Zur Verabschiedung des Wahlprogramms von Bündnis 90/Die Grünen erklärt Andreas Günther, Sprecher der Landesarbeitsgemeinschaft queer bei der PDS Berlin und Mitglied des Landesvorstandes der PDS Berlin:
Viele Wege führen nach Rom. Jahrelang haben die Grünen die PDS dafür gescholten, dass diese die eingetragene Lebenspartnerschaft ablehnte und stattdessen ein umfassenderes Konzept der Gleichstellung aller Lebensweisen forderte. Das hieß konkret aber auch: Solange der Dinosaurioer Ehe mit seine ungerechtfertigten Vorteilen noch existiert, muss er Allen offenstehen.
Wenn die Grünen heute in ihrem Wahlprogramm eben das fordern, fragt mensch sich, warum zunächst das bürokratische Monstrum Eingetragene Lebenspartnerschaft aus der Taufe gehoben werden musste, um nun bei dieser Forderung anzukommen, die sie 1995 schon einmal im Bundestag beantragt hatten. Was hat die Grünen daran gehindert, wenigstens den Versuch zu unternehmen, das von von ihrem sozialdemokratischen Koalitionspartner zu verlangen?
Auch andere Forderungen aus dem Homo-Kapitel im grünen Wahlprogramm wie das volle Adoptionsrecht und mehr Rechte für nichteheliche Lebensgemeinschaften wären mit einer kohärenten Politik zur Gleichstellung aller Lebensweisen, wie sie das PDS-Konzept fordert, eingeschlossen gewesen. Das Thema Intersexualität habe die Grünen nur durch die Aktivitäten der PDS-Fraktion im vorletzten Bundestag überhaupt bemerkt.

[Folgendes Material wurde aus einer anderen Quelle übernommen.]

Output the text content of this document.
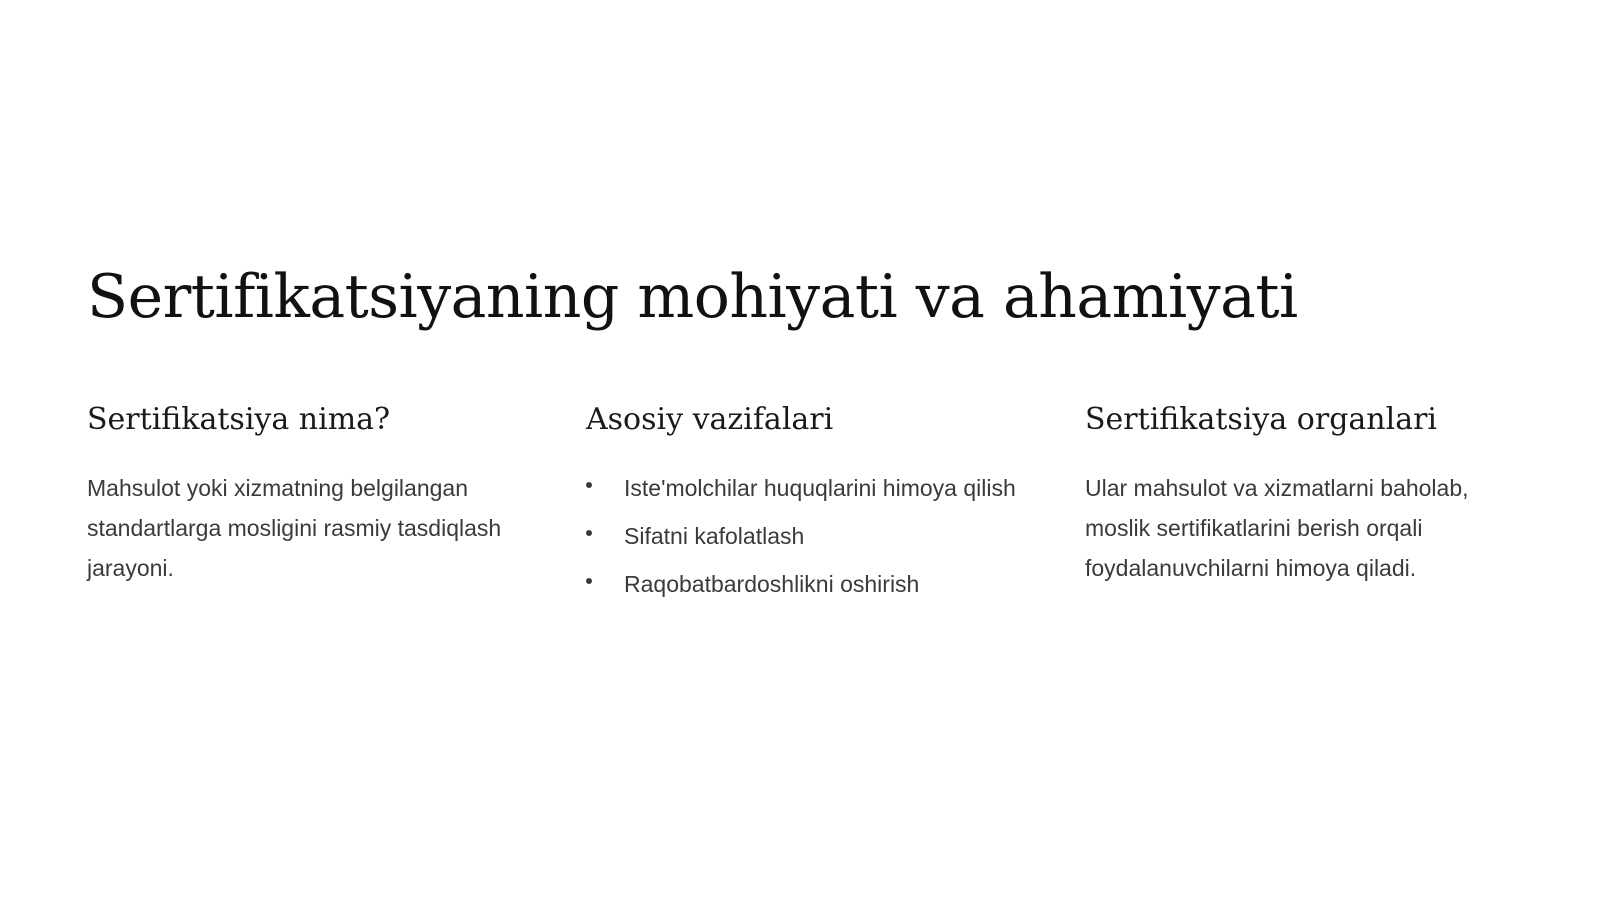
Sertifikatsiyaning mohiyati va ahamiyati
Sertifikatsiya nima?

Mahsulot yoki xizmatning belgilangan standartlarga mosligini rasmiy tasdiqlash jarayoni.

Asosiy vazifalari
Iste'molchilar huquqlarini himoya qilish
Sifatni kafolatlash
Raqobatbardoshlikni oshirish
Sertifikatsiya organlari

Ular mahsulot va xizmatlarni baholab, moslik sertifikatlarini berish orqali foydalanuvchilarni himoya qiladi.
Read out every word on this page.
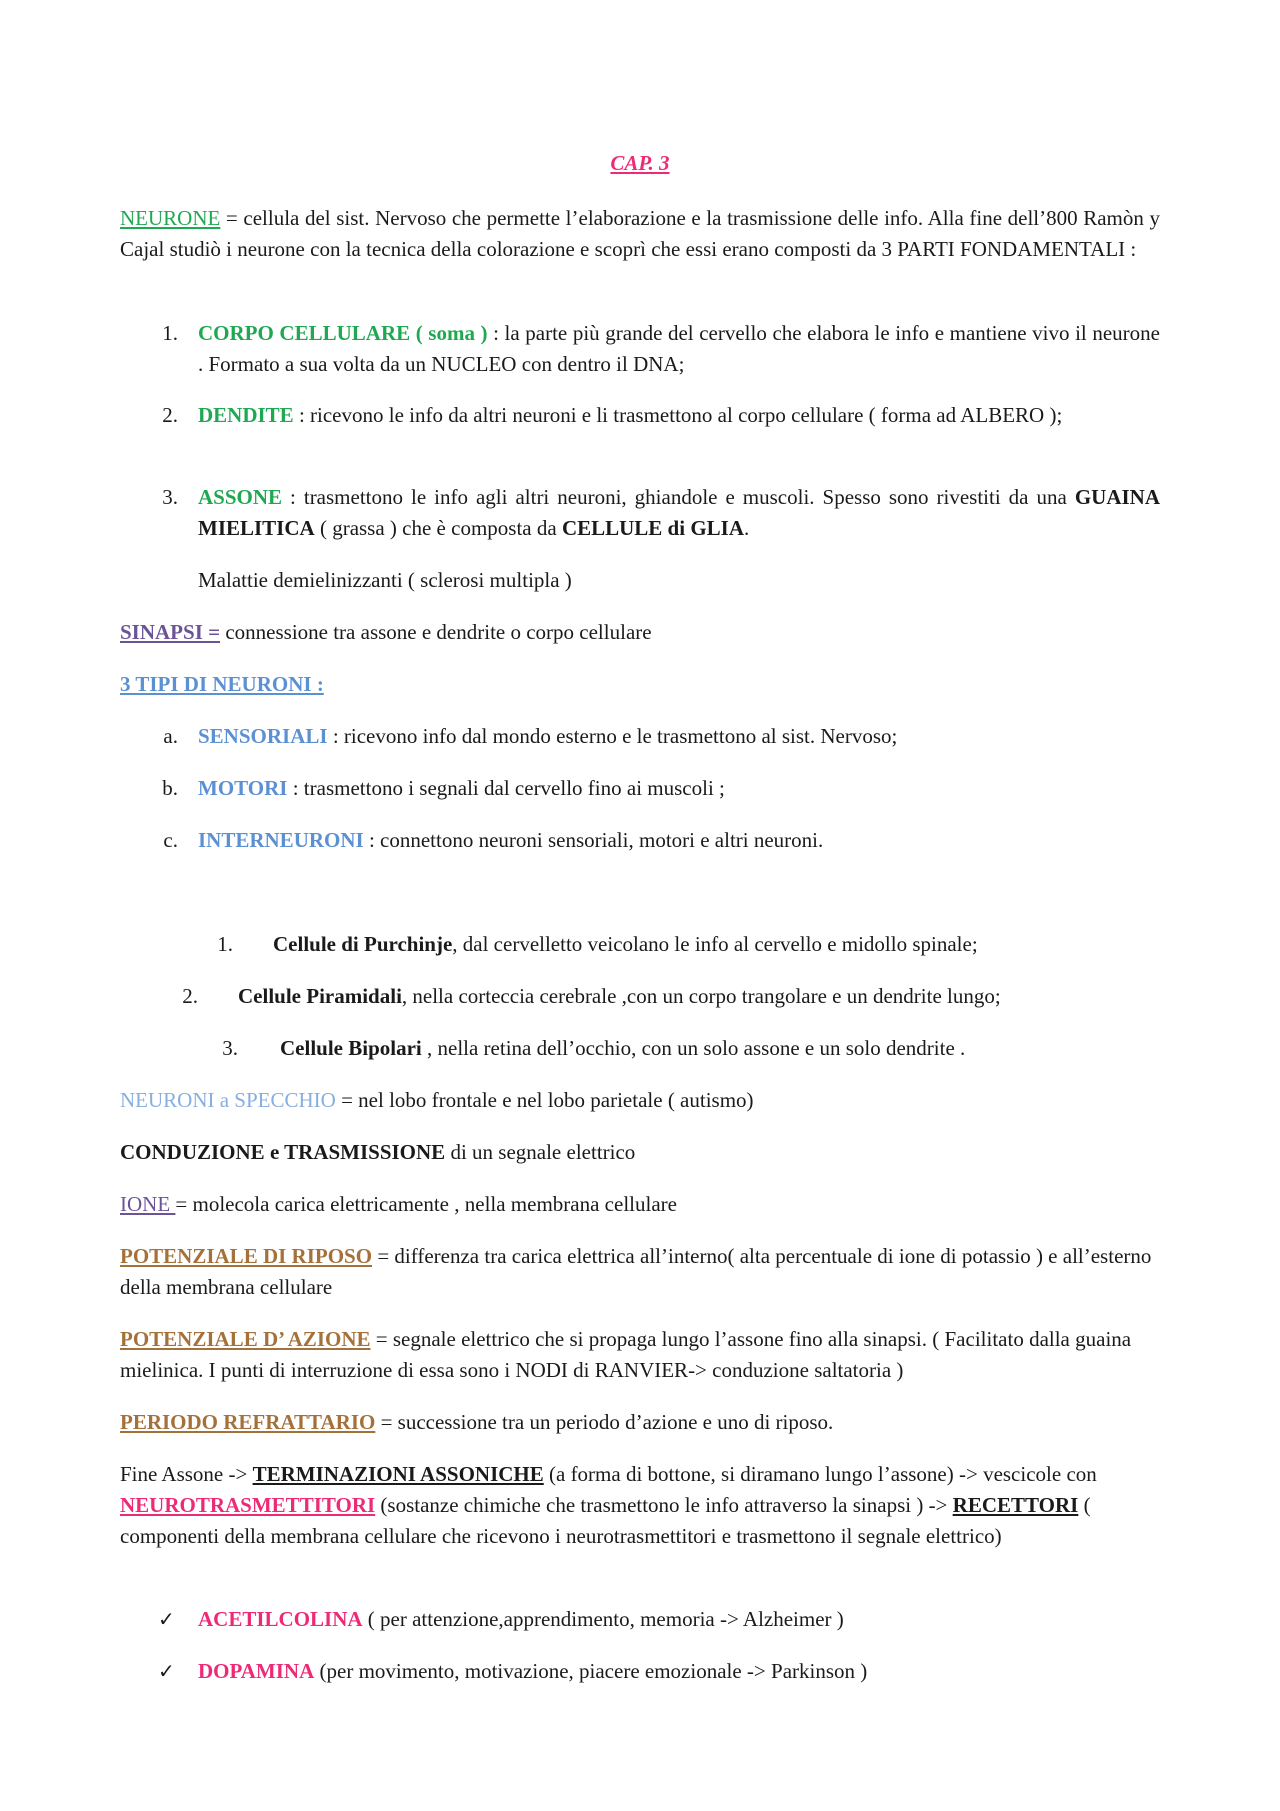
CAP. 3

NEURONE = cellula del sist. Nervoso che permette l’elaborazione e la trasmissione delle info. Alla fine dell’800 Ramòn y Cajal studiò i neurone con la tecnica della colorazione e scoprì che essi erano composti da 3 PARTI FONDAMENTALI :

1. CORPO CELLULARE ( soma ) : la parte più grande del cervello che elabora le info e mantiene vivo il neurone . Formato a sua volta da un NUCLEO con dentro il DNA;

2. DENDITE : ricevono le info da altri neuroni e li trasmettono al corpo cellulare ( forma ad ALBERO );

3. ASSONE : trasmettono le info agli altri neuroni, ghiandole e muscoli. Spesso sono rivestiti da una GUAINA MIELITICA ( grassa ) che è composta da CELLULE di GLIA.

Malattie demielinizzanti ( sclerosi multipla )

SINAPSI = connessione tra assone e dendrite o corpo cellulare

3 TIPI DI NEURONI :

a. SENSORIALI : ricevono info dal mondo esterno e le trasmettono al sist. Nervoso;

b. MOTORI : trasmettono i segnali dal cervello fino ai muscoli ;

c. INTERNEURONI : connettono neuroni sensoriali, motori e altri neuroni.

1. Cellule di Purchinje, dal cervelletto veicolano le info al cervello e midollo spinale;

2. Cellule Piramidali, nella corteccia cerebrale ,con un corpo trangolare e un dendrite lungo;

3. Cellule Bipolari , nella retina dell’occhio, con un solo assone e un solo dendrite .

NEURONI a SPECCHIO = nel lobo frontale e nel lobo parietale ( autismo)

CONDUZIONE e TRASMISSIONE di un segnale elettrico

IONE = molecola carica elettricamente , nella membrana cellulare

POTENZIALE DI RIPOSO = differenza tra carica elettrica all’interno( alta percentuale di ione di potassio ) e all’esterno della membrana cellulare

POTENZIALE D’ AZIONE = segnale elettrico che si propaga lungo l’assone fino alla sinapsi. ( Facilitato dalla guaina mielinica. I punti di interruzione di essa sono i NODI di RANVIER-> conduzione saltatoria )

PERIODO REFRATTARIO = successione tra un periodo d’azione e uno di riposo.

Fine Assone -> TERMINAZIONI ASSONICHE (a forma di bottone, si diramano lungo l’assone) -> vescicole con NEUROTRASMETTITORI (sostanze chimiche che trasmettono le info attraverso la sinapsi ) -> RECETTORI ( componenti della membrana cellulare che ricevono i neurotrasmettitori e trasmettono il segnale elettrico)

✓ ACETILCOLINA ( per attenzione,apprendimento, memoria -> Alzheimer )

✓ DOPAMINA (per movimento, motivazione, piacere emozionale -> Parkinson )
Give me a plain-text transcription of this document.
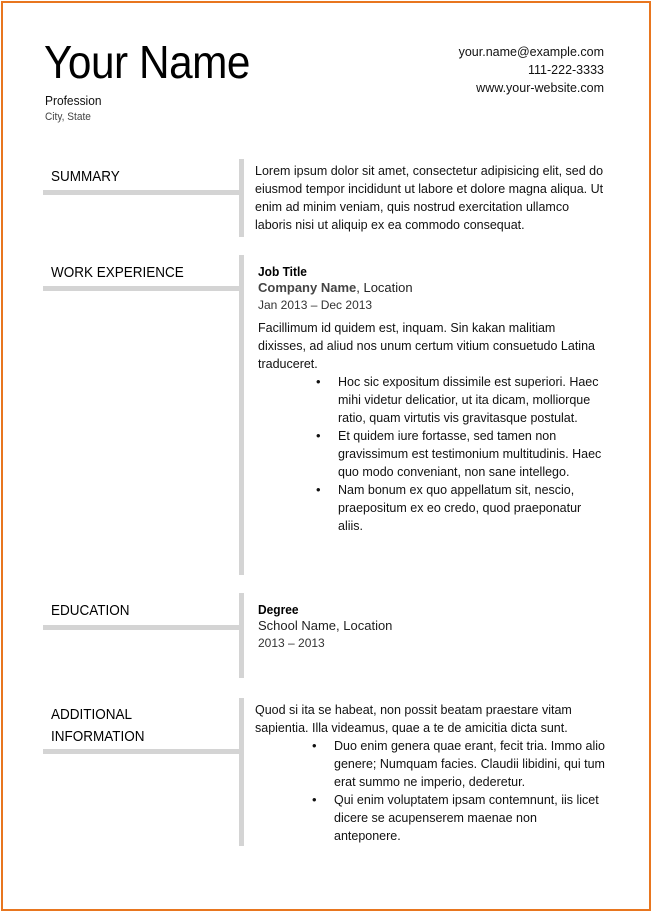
Your Name
Profession
City, State
your.name@example.com
111-222-3333
www.your-website.com
SUMMARY	Lorem ipsum dolor sit amet, consectetur adipisicing elit, sed do eiusmod tempor incididunt ut labore et dolore magna aliqua. Ut enim ad minim veniam, quis nostrud exercitation ullamco laboris nisi ut aliquip ex ea commodo consequat.
WORK EXPERIENCE	Job Title
Company Name, Location
Jan 2013 – Dec 2013
Facillimum id quidem est, inquam. Sin kakan malitiam dixisses, ad aliud nos unum certum vitium consuetudo Latina traduceret.
• Hoc sic expositum dissimile est superiori. Haec mihi videtur delicatior, ut ita dicam, molliorque ratio, quam virtutis vis gravitasque postulat.
• Et quidem iure fortasse, sed tamen non gravissimum est testimonium multitudinis. Haec quo modo conveniant, non sane intellego.
• Nam bonum ex quo appellatum sit, nescio, praepositum ex eo credo, quod praeponatur aliis.
EDUCATION	Degree
School Name, Location
2013 – 2013
ADDITIONAL
INFORMATION
Quod si ita se habeat, non possit beatam praestare vitam sapientia. Illa videamus, quae a te de amicitia dicta sunt.
• Duo enim genera quae erant, fecit tria. Immo alio genere; Numquam facies. Claudii libidini, qui tum erat summo ne imperio, dederetur.
• Qui enim voluptatem ipsam contemnunt, iis licet dicere se acupenserem maenae non anteponere.
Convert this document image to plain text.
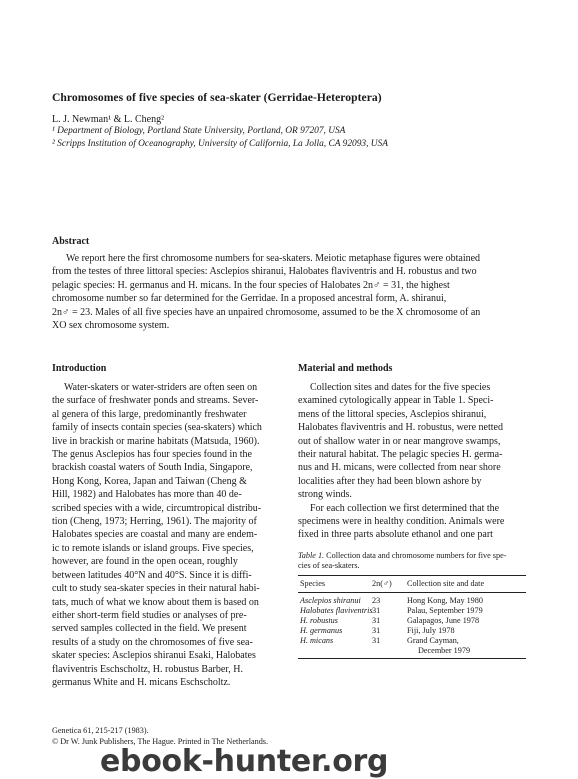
Chromosomes of five species of sea-skater (Gerridae-Heteroptera)
L. J. Newman¹ & L. Cheng²
¹ Department of Biology, Portland State University, Portland, OR 97207, USA
² Scripps Institution of Oceanography, University of California, La Jolla, CA 92093, USA
Abstract
We report here the first chromosome numbers for sea-skaters. Meiotic metaphase figures were obtained
from the testes of three littoral species: Asclepios shiranui, Halobates flaviventris and H. robustus and two
pelagic species: H. germanus and H. micans. In the four species of Halobates 2n♂ = 31, the highest
chromosome number so far determined for the Gerridae. In a proposed ancestral form, A. shiranui,
2n♂ = 23. Males of all five species have an unpaired chromosome, assumed to be the X chromosome of an
XO sex chromosome system.
Introduction
Water-skaters or water-striders are often seen on
the surface of freshwater ponds and streams. Sever-
al genera of this large, predominantly freshwater
family of insects contain species (sea-skaters) which
live in brackish or marine habitats (Matsuda, 1960).
The genus Asclepios has four species found in the
brackish coastal waters of South India, Singapore,
Hong Kong, Korea, Japan and Taiwan (Cheng &
Hill, 1982) and Halobates has more than 40 de-
scribed species with a wide, circumtropical distribu-
tion (Cheng, 1973; Herring, 1961). The majority of
Halobates species are coastal and many are endem-
ic to remote islands or island groups. Five species,
however, are found in the open ocean, roughly
between latitudes 40°N and 40°S. Since it is diffi-
cult to study sea-skater species in their natural habi-
tats, much of what we know about them is based on
either short-term field studies or analyses of pre-
served samples collected in the field. We present
results of a study on the chromosomes of five sea-
skater species: Asclepios shiranui Esaki, Halobates
flaviventris Eschscholtz, H. robustus Barber, H.
germanus White and H. micans Eschscholtz.
Material and methods
Collection sites and dates for the five species
examined cytologically appear in Table 1. Speci-
mens of the littoral species, Asclepios shiranui,
Halobates flaviventris and H. robustus, were netted
out of shallow water in or near mangrove swamps,
their natural habitat. The pelagic species H. germa-
nus and H. micans, were collected from near shore
localities after they had been blown ashore by
strong winds.
For each collection we first determined that the
specimens were in healthy condition. Animals were
fixed in three parts absolute ethanol and one part
Table 1. Collection data and chromosome numbers for five spe-
cies of sea-skaters.
Species	2n(♂) Collection site and date
Asclepios shiranui 23	Hong Kong, May 1980
Halobates flaviventris 31	Palau, September 1979
H. robustus	31	Galapagos, June 1978
H. germanus	31	Fiji, July 1978
H. micans	31	Grand Cayman,
December 1979
Genetica 61, 215-217 (1983).
© Dr W. Junk Publishers, The Hague. Printed in The Netherlands.
ebook-hunter.org
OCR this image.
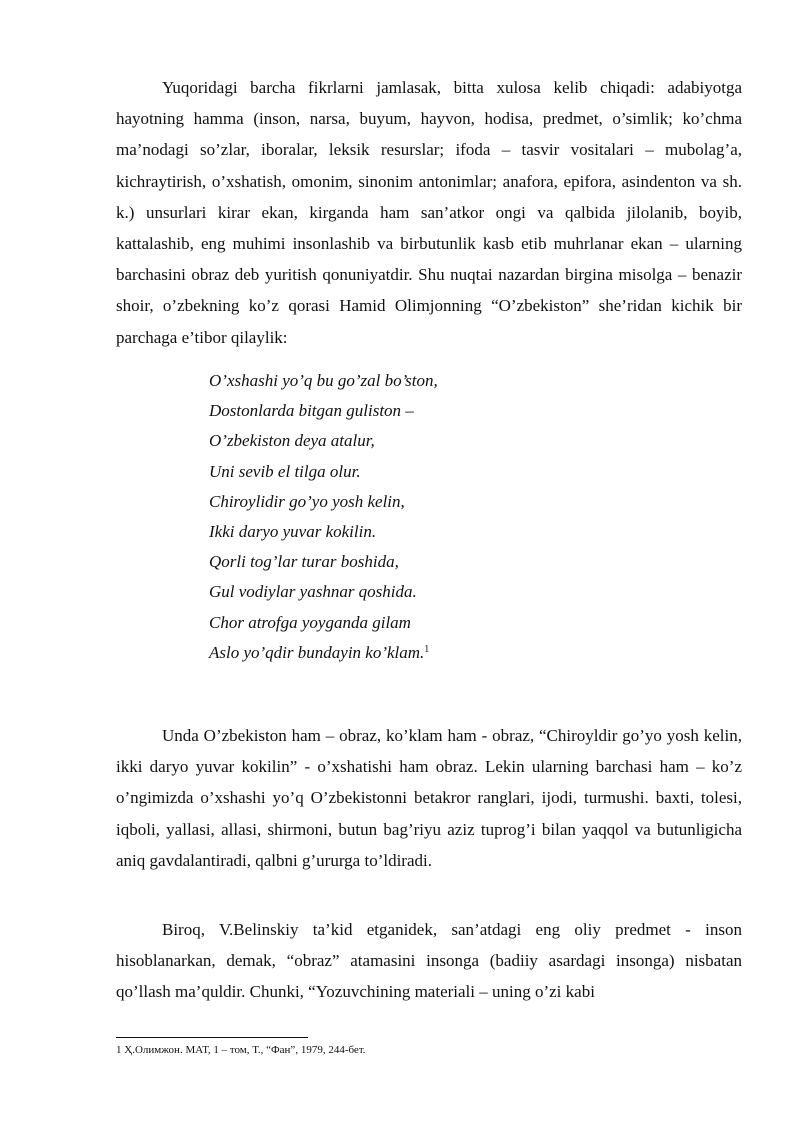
Yuqoridagi barcha fikrlarni jamlasak, bitta xulosa kelib chiqadi: adabiyotga hayotning hamma (inson, narsa, buyum, hayvon, hodisa, predmet, o’simlik; ko’chma ma’nodagi so’zlar, iboralar, leksik resurslar; ifoda – tasvir vositalari – mubolag’a, kichraytirish, o’xshatish, omonim, sinonim antonimlar; anafora, epifora, asindenton va sh. k.) unsurlari kirar ekan, kirganda ham san’atkor ongi va qalbida jilolanib, boyib, kattalashib, eng muhimi insonlashib va birbutunlik kasb etib muhrlanar ekan – ularning barchasini obraz deb yuritish qonuniyatdir. Shu nuqtai nazardan birgina misolga – benazir shoir, o’zbekning ko’z qorasi Hamid Olimjonning “O’zbekiston” she’ridan kichik bir parchaga e’tibor qilaylik:

O’xshashi yo’q bu go’zal bo’ston,
Dostonlarda bitgan guliston –
O’zbekiston deya atalur,
Uni sevib el tilga olur.
Chiroylidir go’yo yosh kelin,
Ikki daryo yuvar kokilin.
Qorli tog’lar turar boshida,
Gul vodiylar yashnar qoshida.
Chor atrofga yoyganda gilam
Aslo yo’qdir bundayin ko’klam.$^1$

Unda O’zbekiston ham – obraz, ko’klam ham - obraz, “Chiroyldir go’yo yosh kelin, ikki daryo yuvar kokilin” - o’xshatishi ham obraz. Lekin ularning barchasi ham – ko’z o’ngimizda o’xshashi yo’q O’zbekistonni betakror ranglari, ijodi, turmushi. baxti, tolesi, iqboli, yallasi, allasi, shirmoni, butun bag’riyu aziz tuprog’i bilan yaqqol va butunligicha aniq gavdalantiradi, qalbni g’ururga to’ldiradi.

Biroq, V.Belinskiy ta’kid etganidek, san’atdagi eng oliy predmet - inson hisoblanarkan, demak, “obraz” atamasini insonga (badiiy asardagi insonga) nisbatan qo’llash ma’quldir. Chunki, “Yozuvchining materiali – uning o’zi kabi

1 Ҳ.Олимжон. МАТ, 1 – том, Т., “Фан”, 1979, 244-бет.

Wie kommt nun dieser neue Mut zur Konsequenz? Es scheint der Mut der Verzweiflung zu sein. Nachdem Rot-Grün mit seiner Politik des Sozialabbaus das Vertrauen der Menschen in diesem Lande verspielt hat, versuchen die Grünen, auf diesem Gebiet zu punkten. Verzweiflung spricht auch aus dem Versuch von Grünen-Sprecher Jörg Ebel, die politischen Mitbewerber zu diskreditieren. Frech wird da behauptet, die PDS habe zur Gleichstellung von Schwulen und Lesben - von Transgendern und Intersexuellen ist erst gar nicht die Rede - in Regierungsverantwortung nichts geleistet. Der rot-rote Senat in Berlin hat das Grundstück für das "Homo-Mahnmal" zur Verfügung gestellt. Das Abgeordnetenhaus von Berlin hat im letzten Jahr ein Antidiskriminierungsgestz verabschiedet. Und auch wenn das der grünen Opposition - selbstverständlich - nicht weit genug geht, ist das immer noch mehr als Rot-Grün im Bund in sieben Jahren in dieser Frage zu Stande gebracht hat. In Berlin seien die Homo-Projekte gekürzt worden. Richtig ist: Im Haushalt 2002/03 ist auch dieser Bereich nicht von den generellen Kürzungen ausgenommen worden. Richtig ist aber auch: Im Haushalt 2004/05 wurden die Mittel - als einem von wenigen Bereichen - nicht nur erhöht, es wurde sogar ein Projekt neu Regelförderung aufgenommen, in einem Land mit akuter Haushaltsnotlage nahezu ein Wunder.
Was die neu entstehende Linkspartei betrifft, nur soviel: Die Linkspartei.PDS wird auch weiterhin nicht von Oskar Lafontaine, sondern ihren gewählten Gremien geführt. Die Linkspartei.PDS muss ihr Herz für Lesben und Schwule nicht neu entdecken, die PDS bringt reiche Erfahrungen und fähige Köpfe in die Formierung einer neuen linken Kraft ein. Die Grünen brauchen nicht zu seufzen: Einen Teil der Last, die Gleichstellung aller Lebensweisen umzusetzen, wird die Linkspartei.PDS ihnen gerne abnehmen.